Tim Burton and Johnny Depp put their studiously idiosyncratic spin of the 1960s soap, to no avail

That '70s Show: Barnabas Collins (Johnny Depp) is a man out of time.
That '70s Show: Barnabas Collins (Johnny Depp) is a man out of time.

The 1960s cult soap opera Dark Shadows was in the ratings crapper for about a year — until it morphed into a story about the moody vampire Barnabas Collins and a gallery of other supernaturals in his eponymous town of Collinsport, Maine. This innovative choice extended its life for four years and two feature films — not really all that great for a vampire, when you think about it.

Now it's back, with Johnny Depp as the new incarnation of Barnabas — only this time, with (naturally) an oddball sense of humor, and directed by Depp's liege, Tim Burton, the maestro of weirdness. It's a movie that you really have to want to see, and I can't imagine that fanatics of the original will embrace this revivification. Then again, we're talking about people infatuated with an outlandish old vampire soap.

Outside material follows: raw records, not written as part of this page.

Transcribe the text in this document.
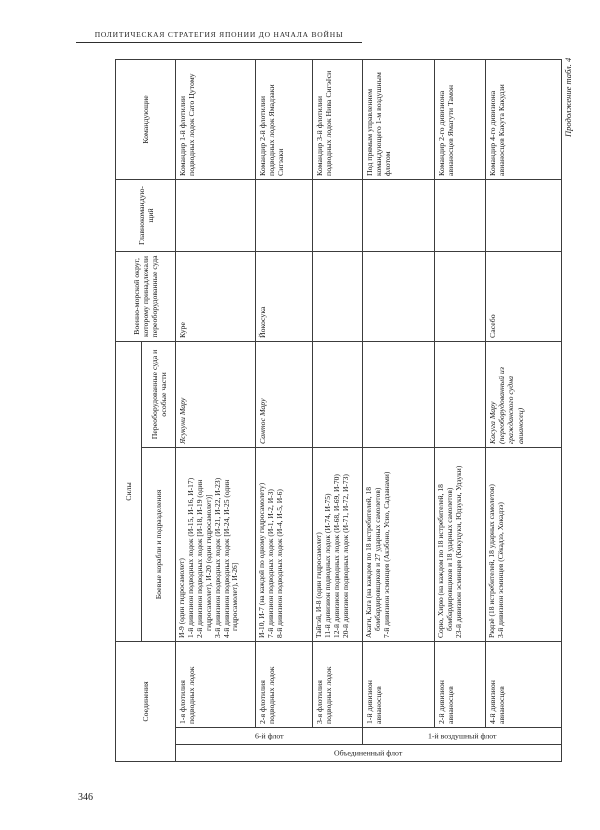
ПОЛИТИЧЕСКАЯ СТРАТЕГИЯ ЯПОНИИ ДО НАЧАЛА ВОЙНЫ
Продолжение табл. 4
Соединения			Силы		Военно-морской округ, которому принадлежали переоборудованные суда	Главнокомандующий	Командующие
			Боевые корабли и подразделения	Переоборудованные суда и особые части			

Объединенный флот	6-й флот	1-я флотилия подводных лодок	И-9 (один гидросамолет) 1-й дивизион подводных лодок (И-15, И-16, И-17) 2-й дивизион подводных лодок [И-18, И-19 (один гидросамолет), И-20 (один гидросамолет)] 3-й дивизион подводных лодок (И-21, И-22, И-23) 4-й дивизион подводных лодок [И-24, И-25 (один гидросамолет), И-26]	Ясукуни Мару	Куре		Командир 1-й флотилии подводных лодок Сато Цутому
		2-я флотилия подводных лодок	И-10, И-7 (на каждой по одному гидросамолету) 7-й дивизион подводных лодок (И-1, И-2, И-3) 8-й дивизион подводных лодок (И-4, И-5, И-6)	Сантос Мару	Йокосука		Командир 2-й флотилии подводных лодок Ямадзаки Сигэаки
		3-я флотилия подводных лодок	Тайгэй, И-8 (один гидросамолет) 11-й дивизион подводных лодок (И-74, И-75) 12-й дивизион подводных лодок (И-68, И-69, И-70) 20-й дивизион подводных лодок (И-71, И-72, И-73)				Командир 3-й флотилии подводных лодок Нива Сигэёси

	1-й воздушный флот	1-й дивизион авианосцев	Акаги, Кага (на каждом по 18 истребителей, 18 бомбардировщиков и 27 ударных самолетов) 7-й дивизион эсминцев (Акэбоно, Усио, Садзанами)				Под прямым управлением командующего 1-м воздушным флотом
		2-й дивизион авианосцев	Сорю, Хирю (на каждом по 18 истребителей, 18 бомбардировщиков и 18 ударных самолетов) 23-й дивизион эсминцев (Кикуцуки, Юдзуки, Удзуки)				Командир 2-го дивизиона авианосцев Ямагути Тамон
		4-й дивизион авианосцев	Рюдзё (18 истребителей, 18 ударных самолетов) 3-й дивизион эсминцев (Сёкадзэ, Хокадзэ)	Касуга Мару (переоборудованный из гражданского судна авианосец)	Сасебо		Командир 4-го дивизиона авианосцев Какута Какудзи
346
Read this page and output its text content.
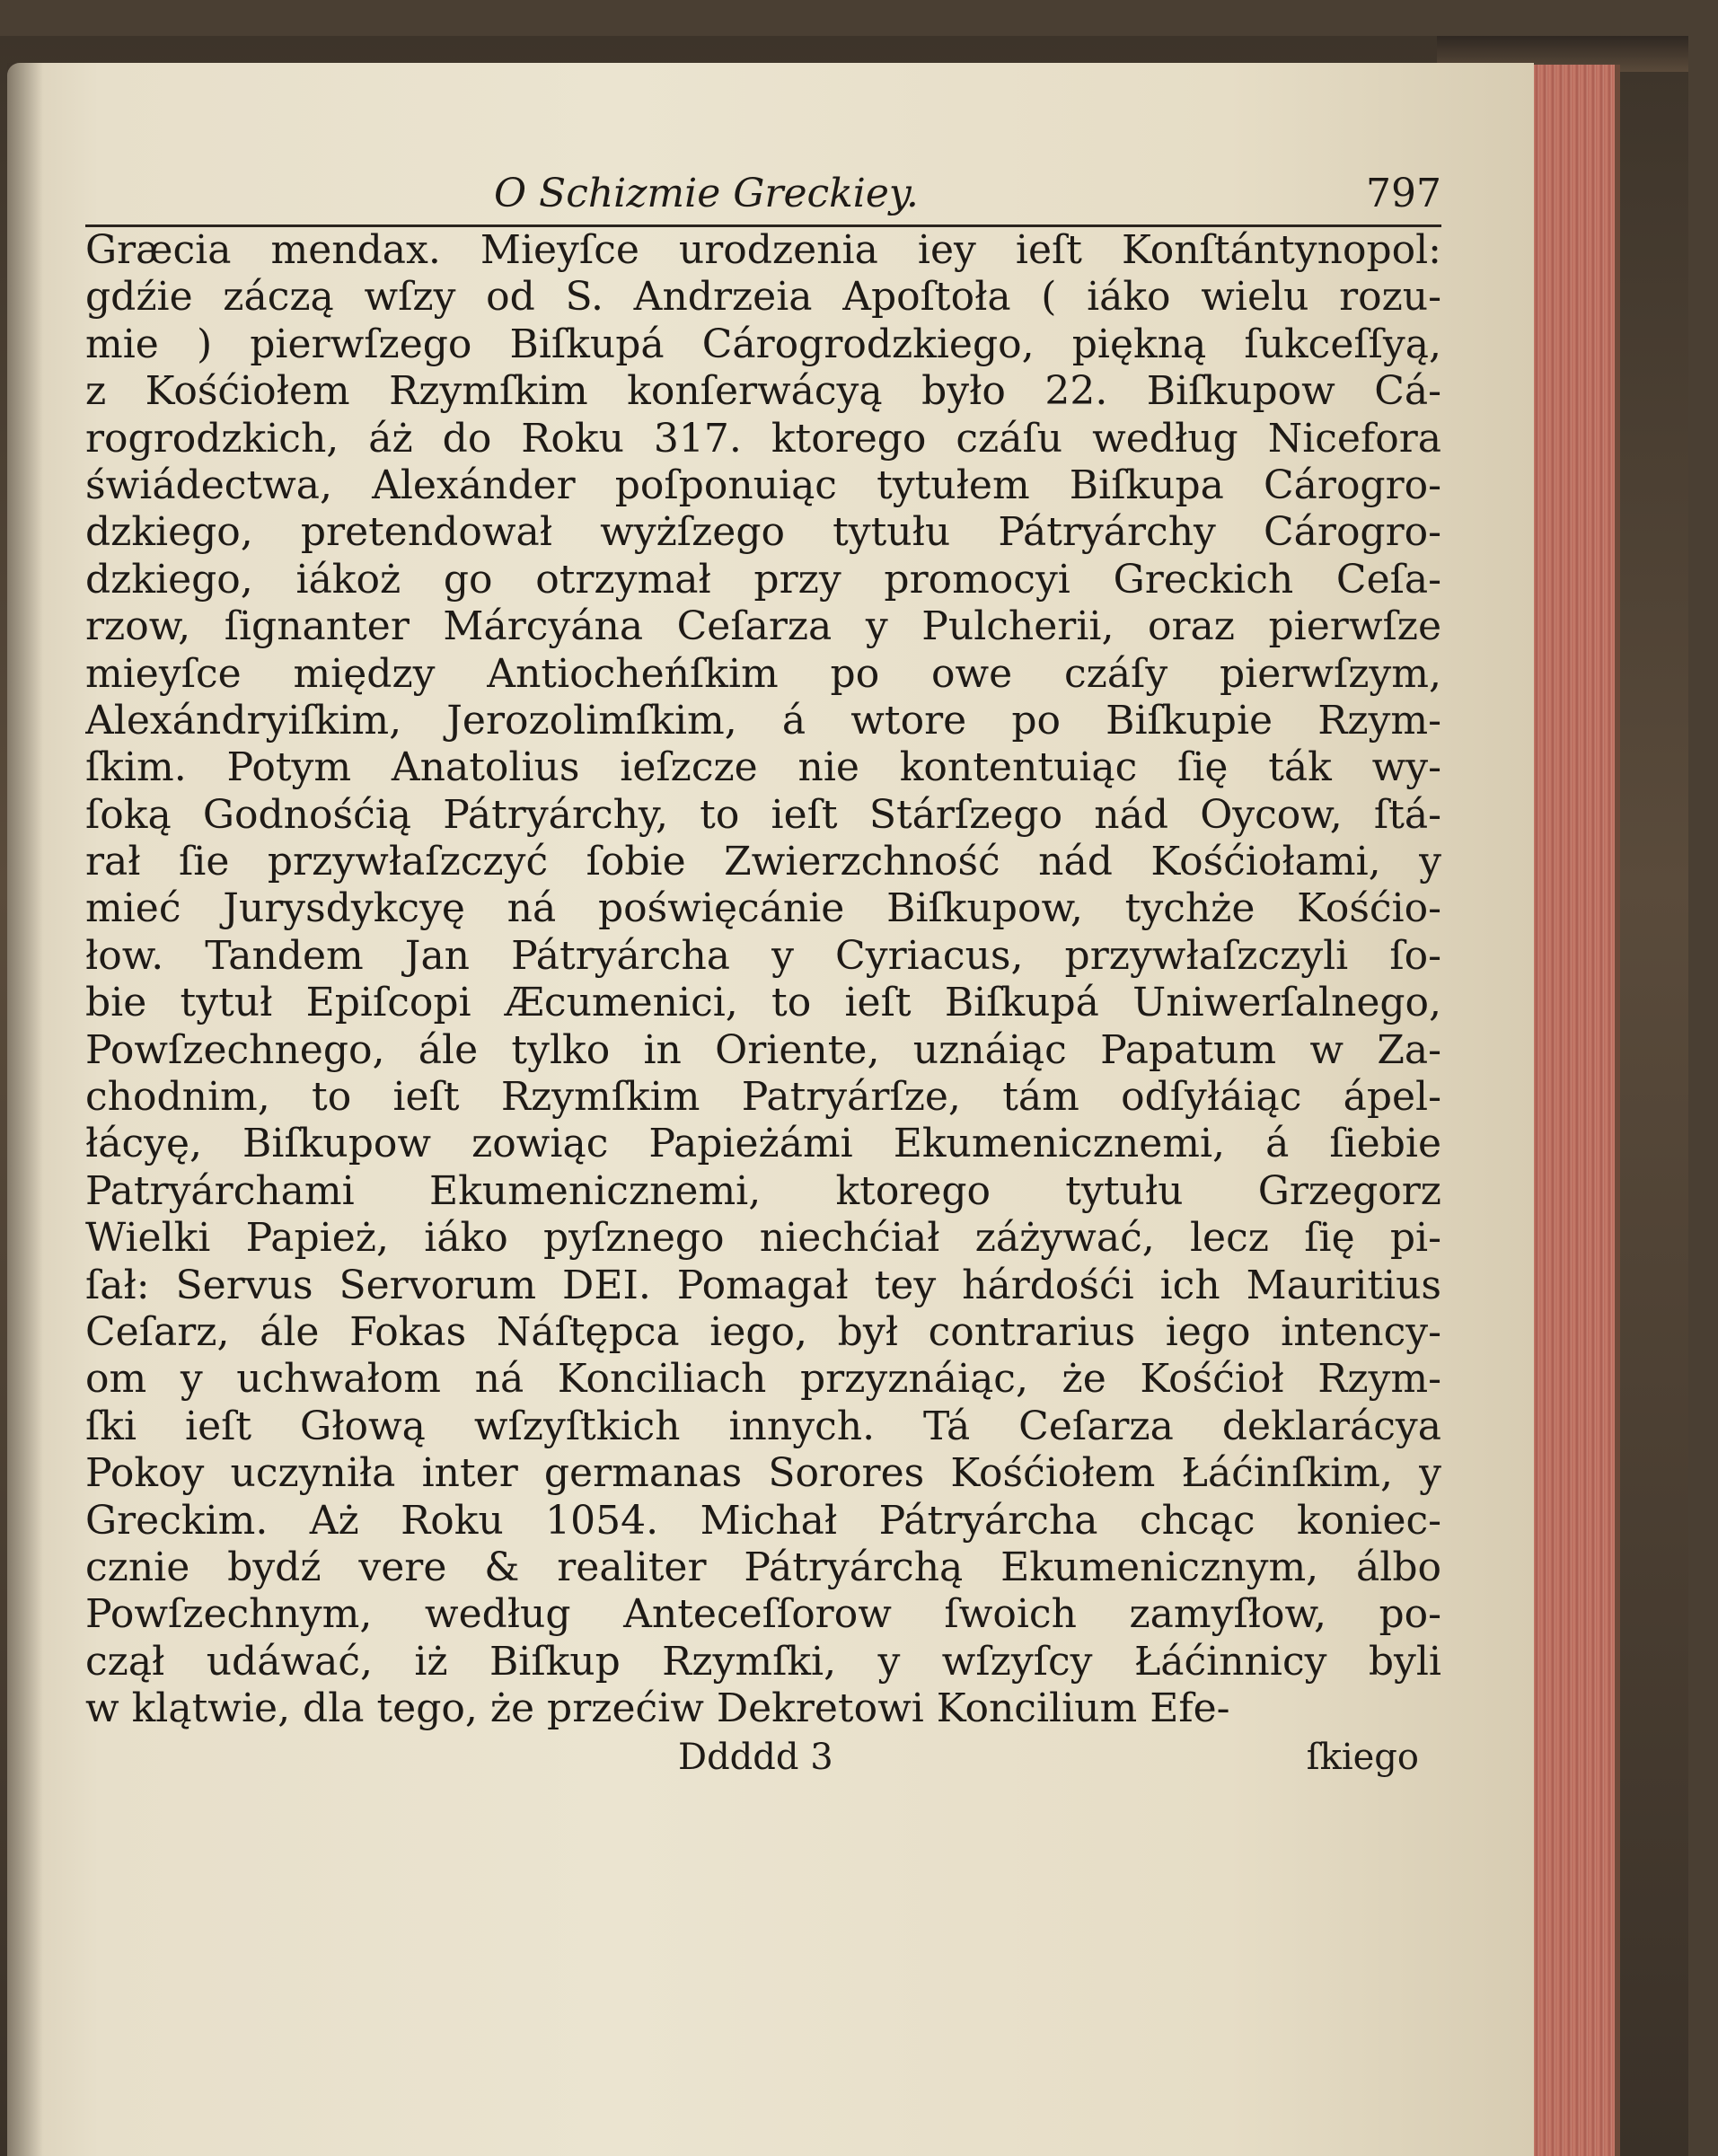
O Schizmie Greckiey.	797
Græcia mendax. Mieyſce urodzenia iey ieſt Konſtántynopol:
gdźie záczą wſzy od S. Andrzeia Apoſtoła ( iáko wielu rozu-
mie ) pierwſzego Biſkupá Cárogrodzkiego, piękną ſukceſſyą,
z Kośćiołem Rzymſkim konſerwácyą było 22. Biſkupow Cá-
rogrodzkich, áż do Roku 317. ktorego czáſu według Nicefora
świádectwa, Alexánder poſponuiąc tytułem Biſkupa Cárogro-
dzkiego, pretendował wyżſzego tytułu Pátryárchy Cárogro-
dzkiego, iákoż go otrzymał przy promocyi Greckich Ceſa-
rzow, ſignanter Márcyána Ceſarza y Pulcherii, oraz pierwſze
mieyſce między Antiocheńſkim po owe czáſy pierwſzym,
Alexándryiſkim, Jerozolimſkim, á wtore po Biſkupie Rzym-
ſkim. Potym Anatolius ieſzcze nie kontentuiąc ſię ták wy-
ſoką Godnośćią Pátryárchy, to ieſt Stárſzego nád Oycow, ſtá-
rał ſie przywłaſzczyć ſobie Zwierzchność nád Kośćiołami, y
mieć Jurysdykcyę ná poświęcánie Biſkupow, tychże Kośćio-
łow. Tandem Jan Pátryárcha y Cyriacus, przywłaſzczyli ſo-
bie tytuł Epiſcopi Æcumenici, to ieſt Biſkupá Uniwerſalnego,
Powſzechnego, ále tylko in Oriente, uznáiąc Papatum w Za-
chodnim, to ieſt Rzymſkim Patryárſze, tám odſyłáiąc ápel-
łácyę, Biſkupow zowiąc Papieżámi Ekumenicznemi, á ſiebie
Patryárchami Ekumenicznemi, ktorego tytułu Grzegorz
Wielki Papież, iáko pyſznego niechćiał záżywać, lecz ſię pi-
ſał: Servus Servorum DEI. Pomagał tey hárdośći ich Mauritius
Ceſarz, ále Fokas Náſtępca iego, był contrarius iego intency-
om y uchwałom ná Konciliach przyznáiąc, że Kośćioł Rzym-
ſki ieſt Głową wſzyſtkich innych. Tá Ceſarza deklarácya
Pokoy uczyniła inter germanas Sorores Kośćiołem Łáćinſkim, y
Greckim. Aż Roku 1054. Michał Pátryárcha chcąc koniec-
cznie bydź vere & realiter Pátryárchą Ekumenicznym, álbo
Powſzechnym, według Anteceſſorow ſwoich zamyſłow, po-
czął udáwać, iż Biſkup Rzymſki, y wſzyſcy Łáćinnicy byli
w klątwie, dla tego, że przećiw Dekretowi Koncilium Efe-
Ddddd 3	ſkiego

The back story is a bit different than the original: In this version, Barnabas was "made" by the spell of a vengeful witch, and not by a vampire bat summoned by the witch. Unleashed after 200 years in a coffin, he resumes his status as head of household in the family mansion, where his kin and their lodgers — played by Michelle Pfeiffer, Jonny Lee Miller, Helena Bonham Carter, Jackie Earle Haley and others — slowly come to learn what he is. The witch (Eva Green) who created him is still around, gorgeous as ever, and they still hate each other.

What Burton's film lacks in imagination it doesn't make up for with its empty creativity. His ghouls are all horribly familiar, and the 1972 setting allows him to joke in two directions: As modernism baffles Barnabas, the blasts at the past allow us to feel hip and superior. These are points 19 and 20, respectively, in Susan Sontag's seminal essay "Notes on Camp," which states, "Intending to be campy is always harmful." Enter Alice Cooper as himself.

The movie's themes are the Burton/Depp standards: Difference is good (even if Mr. Different kills innocent people), and the Misunderstood just want to be loved. I'll drink (blood) to that. At times amusing, and at other times dull, it's enjoyably performed by Depp, whom I admire for taking his eccentric performances so seriously. Soap operas need to go on and on, and that tends to strain the artists who create them. In that regard, Burton's revival does in two hours what it took five years to do the first time around.